The opinion of the court was delivered by: MICHAEL B. MUKASEY
MICHAEL B. MUKASEY, U.S.D.J.
Plaintiff Thai Airways International, Ltd. sues defendants United Aviation Leasing B.V. and others under the civil provisions of the Racketeer Influenced and Corrupt Organizations Act ("RICO"), 18 U.S.C. §§ 1961-1968, and state law. Plaintiff alleges that defendants unlawfully converted security deposits proffered under airplane lease agreements, in violation of 18 U.S.C. § 2314, and committed wire fraud, in violation of 18 U.S.C. § 1343, when they caused plaintiff to transmit these security deposits. In a previous opinion, familiarity with which is assumed, this court granted defendants' motion to dismiss plaintiff's complaint for failure to state a claim upon which relief can be granted, pursuant to Fed. R. Civ. P. 12(b)(6), and failure to plead fraud with particularity, as required by Fed. R. Civ. P. 9(b). Thai Airways Int'l Ltd. v. United Aviation Leasing B.V., 842 F. Supp. 1567 (S.D.N.Y. 1994). Following a conference held on March 21, 1994, plaintiff was granted leave to replead. Defendants now move to dismiss plaintiff's amended complaint. Because plaintiff failed to correct the infirmities afflicting the original RICO claim, and because there is no other basis for federal jurisdiction, defendants' motion is granted, and the amended complaint is dismissed.
Defendants United Aviation Leasing B.V. ("UAL") and its parent corporation, United Aviation Services ("UAS"), are in the business of leasing aircraft to commercial airlines. (AC P 12) In January 1989, plaintiff Thai Airways entered into two lease agreements with UAL. (Id.) The lease agreements, which are governed by New York law, obligated plaintiff to pay UAL an $ 800,000 security deposit for each aircraft, to be refunded upon termination of the lease. (AC PP 13, 15) In early, 1989, Thai airways wired $ 1.6 million to a UAL bank account in New York. (AC P19) Thereafter, UAL allegedly transferred the security deposit to Switzerland, where it was commingled with funds received from other UAS group companies. (AC P 20) When plaintiff demanded the return of its security deposit at the termination of the lease, the airline was informed that "UAS group" cash reserves were depleted, and consequently, defendants were unable to return the deposits. (AC P 27)

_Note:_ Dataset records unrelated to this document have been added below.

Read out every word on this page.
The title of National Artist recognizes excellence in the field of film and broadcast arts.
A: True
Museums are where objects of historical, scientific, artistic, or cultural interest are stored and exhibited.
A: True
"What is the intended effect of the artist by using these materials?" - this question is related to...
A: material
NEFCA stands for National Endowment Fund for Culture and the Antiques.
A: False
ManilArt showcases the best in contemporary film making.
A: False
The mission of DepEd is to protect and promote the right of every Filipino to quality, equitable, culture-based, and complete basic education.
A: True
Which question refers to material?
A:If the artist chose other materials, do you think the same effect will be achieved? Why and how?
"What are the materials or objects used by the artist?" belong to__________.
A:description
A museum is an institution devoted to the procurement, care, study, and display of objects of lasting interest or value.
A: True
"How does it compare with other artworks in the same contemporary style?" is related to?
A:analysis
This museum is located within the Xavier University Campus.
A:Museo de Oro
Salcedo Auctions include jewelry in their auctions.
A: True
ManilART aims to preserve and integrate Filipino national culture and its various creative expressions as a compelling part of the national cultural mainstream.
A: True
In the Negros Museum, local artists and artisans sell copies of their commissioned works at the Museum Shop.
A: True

In its original complaint, plaintiff alleged that by commingling the security deposits, defendants converted trust funds in violation of N.Y. Gen. Oblig. L. § 7-101, and by disbursing these funds through foreign commerce, defendants transported converted money in violation of 18 U.S.C. § 2314. (Compl. PP 19-20, 35) Plaintiff further alleges that defendants obtained the two security deposits by means of a fraudulent scheme involving the wires of the United States, in violation of 18 U.S.C. § 1343. (Compl. PP 35, 38) Plaintiff unsuccessfully attempted to plead a RICO claim based on predicate acts of transportation of converted money and wire fraud. (Compl. PP 35, 39-46) This court concluded that the allegation of wire fraud did not satisfy the particularity requirements of Fed. R. Civ. P. 9(b) because plaintiff failed to identify specific communications and detail the contents of allegedly fraudulent statements, and plaintiff failed to plead facts giving rise to a strong inference of scienter. Thai Airways, 842 F. Supp. at 1571-72. Furthermore, the court found the alleged threat of continuity was insufficient to support a RICO claim. Id. at 1572. In the original complaint, plaintiff made the unsupported allegation that racketeering activity persisted because Thai Airways' funds continued to be transported, defendants conducted their usual course of business by engaging in racketeering activities, and defendants continue to convert funds of other lessees who give security deposits to UAS entities. Id. Plaintiff impermissibly attempted to bolster these generalized allegations with supplemental materials not contained in the complaint which the court found were neither proper to consider in a motion to dismiss, nor helpful to the claim of continuity. Id. Consequently, plaintiff failed to state a RICO claim, and the complaint was dismissed.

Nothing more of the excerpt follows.